Government has been trying to reach out to the fraternities of religions to join forces and lift a collective voice in a national-front movement advocating peace and unity in Guyana because, as ably articulated by the head of one religious organisation: “All Guyanese need to stand together on one spiritual rock and feel comfortable.”
His Holiness Swami Purnanandaji Maharaj, founder of the Guyana Sevashram Sangha in Cove and John, recognised the imperative of interfaith unity in Guyana’s multi-religious landscape and as far back as the 1950s when he began hosting the first interfaith services ever held in Guyana.

The philosophies of what some current-day religious leaders are expounding seek to accentuate what unites us. There is an element of belief and practice that unites all Guyanese and all humanity in terms of what we believe in, and in terms of what we practise. For example, no religion advocates divorce, or separation of families; nor does the Supreme Father advocate in any religious pathway that hatred rather than love is the way to seek his favour; but God embraces all of us and tells us to put our palms together and call His name – the name by which we know him, and be inspired deep within to find solutions together. That is something about which all religions are on the same platform – the same page.
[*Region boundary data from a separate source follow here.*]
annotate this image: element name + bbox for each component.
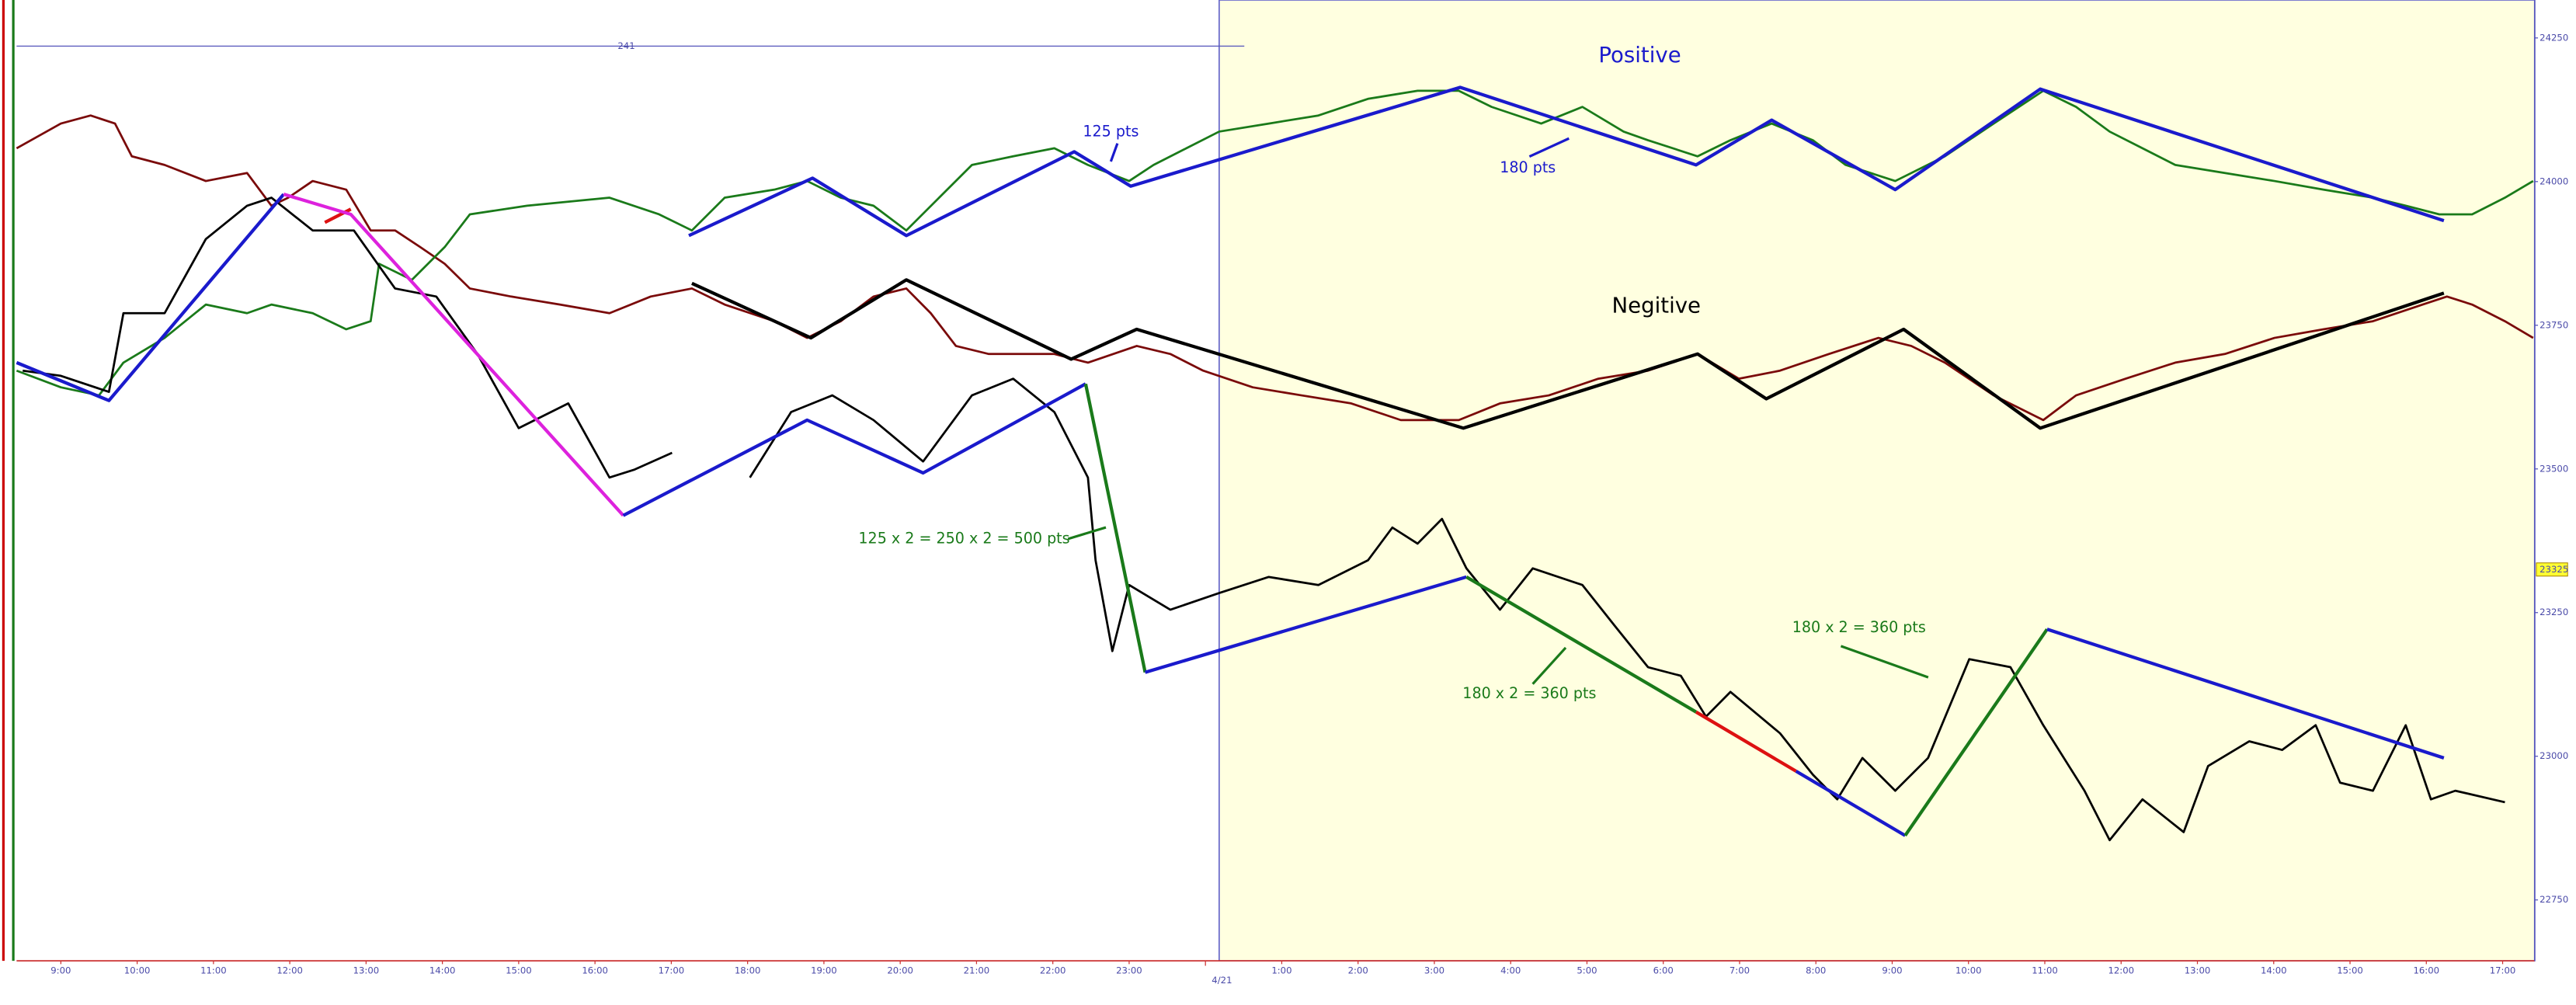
x-tick-label: 11:00 <box>2032 965 2058 975</box>
annotation: 180 pts <box>1500 158 1556 176</box>
trend-line <box>2046 628 2445 760</box>
x-tick-label: 1:00 <box>1271 965 1291 975</box>
series-line <box>749 377 2505 842</box>
date-label: 4/21 <box>1212 975 1232 986</box>
trend-line <box>688 85 2445 238</box>
annotation: 180 x 2 = 360 pts <box>1792 618 1926 636</box>
x-tick-label: 15:00 <box>2337 965 2363 975</box>
trend-line <box>1903 628 2049 837</box>
price-marker-box <box>2536 562 2568 577</box>
x-tick-label: 5:00 <box>1577 965 1597 975</box>
annotation: 125 x 2 = 250 x 2 = 500 pts <box>858 529 1069 547</box>
trend-line <box>691 278 2445 430</box>
x-tick-label: 13:00 <box>2185 965 2211 975</box>
trend-line <box>16 193 285 402</box>
top-label: 241 <box>617 40 634 51</box>
x-tick-label: 6:00 <box>1653 965 1674 975</box>
pointer <box>1109 143 1119 162</box>
x-tick-label: 19:00 <box>811 965 837 975</box>
x-tick-label: 11:00 <box>200 965 227 975</box>
x-tick-label: 17:00 <box>2490 965 2516 975</box>
trend-line <box>1795 770 1907 837</box>
pointer <box>1067 526 1107 541</box>
x-tick-label: 12:00 <box>2108 965 2134 975</box>
series-line <box>16 89 2534 397</box>
x-tick-label: 2:00 <box>1348 965 1368 975</box>
pointer <box>1840 645 1929 679</box>
price-marker-label: 23325 <box>2539 564 2568 575</box>
series-line <box>16 114 2534 422</box>
y-tick-label: 23250 <box>2539 607 2568 617</box>
x-tick-label: 10:00 <box>124 965 151 975</box>
x-tick-label: 21:00 <box>964 965 990 975</box>
y-tick-label: 24000 <box>2539 176 2568 186</box>
x-tick-label: 3:00 <box>1424 965 1444 975</box>
annotation: 125 pts <box>1083 122 1139 140</box>
pointer <box>1528 137 1570 158</box>
shade-layer <box>1218 0 2536 962</box>
x-tick-label: 17:00 <box>659 965 685 975</box>
x-tick-label: 8:00 <box>1806 965 1826 975</box>
x-tick-label: 16:00 <box>2413 965 2439 975</box>
series-line <box>23 196 673 479</box>
x-tick-label: 23:00 <box>1116 965 1142 975</box>
x-tick-label: 15:00 <box>506 965 532 975</box>
trend-line <box>283 193 625 517</box>
x-tick-label: 18:00 <box>735 965 761 975</box>
y-tick-label: 23000 <box>2539 750 2568 761</box>
x-tick-label: 20:00 <box>887 965 913 975</box>
y-tick-label: 23500 <box>2539 463 2568 474</box>
trend-line <box>1144 575 1467 674</box>
x-tick-label: 14:00 <box>2261 965 2287 975</box>
axis-layer: 9:00 10:00 11:00 12:00 13:00 14:00 15:00 16:00 1… <box>50 32 2568 986</box>
x-tick-label: 12:00 <box>276 965 303 975</box>
pointer <box>1531 646 1567 685</box>
x-tick-label: 13:00 <box>353 965 380 975</box>
x-tick-label: 10:00 <box>1955 965 1982 975</box>
x-tick-label: 14:00 <box>429 965 456 975</box>
trend-line <box>622 382 1086 517</box>
y-tick-label: 22750 <box>2539 894 2568 905</box>
session-shade <box>1218 0 2536 962</box>
x-tick-label: 16:00 <box>582 965 608 975</box>
series-layer <box>16 89 2534 842</box>
trend-line <box>1465 576 1698 714</box>
annotation: Negitive <box>1612 293 1702 318</box>
x-tick-label: 9:00 <box>1882 965 1902 975</box>
trend-line <box>1695 710 1797 773</box>
x-tick-label: 22:00 <box>1040 965 1066 975</box>
y-tick-label: 24250 <box>2539 32 2568 43</box>
y-tick-label: 23750 <box>2539 319 2568 330</box>
x-tick-label: 7:00 <box>1730 965 1750 975</box>
trend-layer <box>16 85 2445 837</box>
x-tick-label: 4:00 <box>1500 965 1521 975</box>
annotation: 180 x 2 = 360 pts <box>1462 684 1596 702</box>
trend-line <box>1083 383 1147 673</box>
x-tick-label: 9:00 <box>50 965 71 975</box>
annotation: Positive <box>1598 42 1681 68</box>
One cannot divorce politics from social issues, and from time immemorial leaders of nations have been advised by religious seers, because of the recognition that only the spiritual pathway can resolve national problems where the confluences of all the national dynamics can find a common rock on which everyone can feel comfortable, and at one with each under the unifying force of the universal Lord.
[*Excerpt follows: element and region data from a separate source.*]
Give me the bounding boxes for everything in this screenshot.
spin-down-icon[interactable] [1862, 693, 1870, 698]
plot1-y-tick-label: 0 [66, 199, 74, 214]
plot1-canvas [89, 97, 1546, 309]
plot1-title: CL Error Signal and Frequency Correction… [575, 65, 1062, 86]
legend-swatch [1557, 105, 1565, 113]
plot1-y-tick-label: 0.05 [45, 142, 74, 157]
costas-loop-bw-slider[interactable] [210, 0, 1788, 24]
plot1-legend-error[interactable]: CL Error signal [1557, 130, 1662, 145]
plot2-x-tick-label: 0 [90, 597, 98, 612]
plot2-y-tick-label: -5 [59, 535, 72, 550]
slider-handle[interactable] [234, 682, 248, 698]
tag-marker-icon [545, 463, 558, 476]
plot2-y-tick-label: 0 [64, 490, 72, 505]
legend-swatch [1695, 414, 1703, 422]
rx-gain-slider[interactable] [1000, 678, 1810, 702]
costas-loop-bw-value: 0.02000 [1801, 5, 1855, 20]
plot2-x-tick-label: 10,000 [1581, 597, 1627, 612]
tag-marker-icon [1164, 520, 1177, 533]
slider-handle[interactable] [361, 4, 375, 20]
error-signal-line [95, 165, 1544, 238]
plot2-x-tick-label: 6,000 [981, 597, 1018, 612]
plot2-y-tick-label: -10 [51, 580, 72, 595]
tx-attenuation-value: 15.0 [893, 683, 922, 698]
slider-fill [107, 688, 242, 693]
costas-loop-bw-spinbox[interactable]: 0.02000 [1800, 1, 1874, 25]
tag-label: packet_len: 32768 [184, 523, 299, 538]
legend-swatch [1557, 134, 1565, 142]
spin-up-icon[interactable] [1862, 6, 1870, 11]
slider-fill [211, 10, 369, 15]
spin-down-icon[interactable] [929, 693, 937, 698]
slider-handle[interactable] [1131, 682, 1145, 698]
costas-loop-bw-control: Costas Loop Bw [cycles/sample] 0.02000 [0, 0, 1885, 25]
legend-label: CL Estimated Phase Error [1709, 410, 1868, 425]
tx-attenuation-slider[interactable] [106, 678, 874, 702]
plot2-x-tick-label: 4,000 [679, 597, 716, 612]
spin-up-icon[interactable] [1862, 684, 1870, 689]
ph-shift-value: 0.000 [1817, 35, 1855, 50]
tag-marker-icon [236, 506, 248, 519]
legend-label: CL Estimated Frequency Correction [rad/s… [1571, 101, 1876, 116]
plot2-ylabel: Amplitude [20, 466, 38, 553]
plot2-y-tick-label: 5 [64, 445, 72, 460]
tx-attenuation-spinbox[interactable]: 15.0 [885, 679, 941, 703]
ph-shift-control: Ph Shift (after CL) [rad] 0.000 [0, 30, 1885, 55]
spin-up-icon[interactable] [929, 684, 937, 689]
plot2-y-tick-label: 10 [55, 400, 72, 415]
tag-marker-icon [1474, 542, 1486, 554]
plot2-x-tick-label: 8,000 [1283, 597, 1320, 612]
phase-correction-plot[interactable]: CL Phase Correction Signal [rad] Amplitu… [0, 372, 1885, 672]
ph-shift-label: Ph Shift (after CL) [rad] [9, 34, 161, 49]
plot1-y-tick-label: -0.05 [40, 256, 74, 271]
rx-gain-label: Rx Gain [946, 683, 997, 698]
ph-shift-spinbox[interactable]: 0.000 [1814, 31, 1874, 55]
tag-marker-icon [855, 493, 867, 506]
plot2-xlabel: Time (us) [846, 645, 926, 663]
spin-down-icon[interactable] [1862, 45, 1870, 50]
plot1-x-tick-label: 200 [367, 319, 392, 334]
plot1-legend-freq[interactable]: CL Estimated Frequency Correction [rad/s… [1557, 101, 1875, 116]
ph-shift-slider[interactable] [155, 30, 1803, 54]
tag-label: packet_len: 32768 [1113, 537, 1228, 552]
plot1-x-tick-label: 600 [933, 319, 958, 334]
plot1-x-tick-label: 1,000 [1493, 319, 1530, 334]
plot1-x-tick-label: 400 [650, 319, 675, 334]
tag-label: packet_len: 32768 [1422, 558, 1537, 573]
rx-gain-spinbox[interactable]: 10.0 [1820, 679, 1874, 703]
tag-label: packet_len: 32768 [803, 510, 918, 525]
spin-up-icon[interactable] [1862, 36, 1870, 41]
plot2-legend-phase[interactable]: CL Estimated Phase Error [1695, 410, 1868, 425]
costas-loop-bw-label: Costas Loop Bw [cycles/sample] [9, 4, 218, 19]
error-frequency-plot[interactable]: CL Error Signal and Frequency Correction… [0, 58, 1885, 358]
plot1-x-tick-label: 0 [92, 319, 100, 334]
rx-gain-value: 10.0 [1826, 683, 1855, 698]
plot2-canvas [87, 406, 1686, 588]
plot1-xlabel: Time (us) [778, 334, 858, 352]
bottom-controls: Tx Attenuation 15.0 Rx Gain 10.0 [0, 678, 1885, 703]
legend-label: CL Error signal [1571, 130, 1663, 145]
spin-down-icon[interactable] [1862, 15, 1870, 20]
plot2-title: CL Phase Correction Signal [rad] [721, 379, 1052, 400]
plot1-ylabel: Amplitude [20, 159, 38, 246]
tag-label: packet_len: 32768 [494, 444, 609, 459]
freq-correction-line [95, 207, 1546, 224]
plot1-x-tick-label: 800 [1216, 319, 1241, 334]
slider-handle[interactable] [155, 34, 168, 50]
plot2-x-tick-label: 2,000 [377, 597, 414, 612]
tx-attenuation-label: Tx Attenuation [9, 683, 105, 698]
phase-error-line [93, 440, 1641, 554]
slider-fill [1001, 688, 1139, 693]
What has become a parliamentary pastime: creating gridlocks that hamper the nation’s developmental processes, surely is a negative synergy that makes imperative a national day of prayer, because Guyanese are a deeply spiritual people and maybe the entire nation would feel comfortable to leave mediation on national issues in the hands of the Lord. Surely, if we search the scriptures answers could be found on vexing and perplexing problems that are hampering and inhibiting the upward socio-economic developmental trajectory of our country.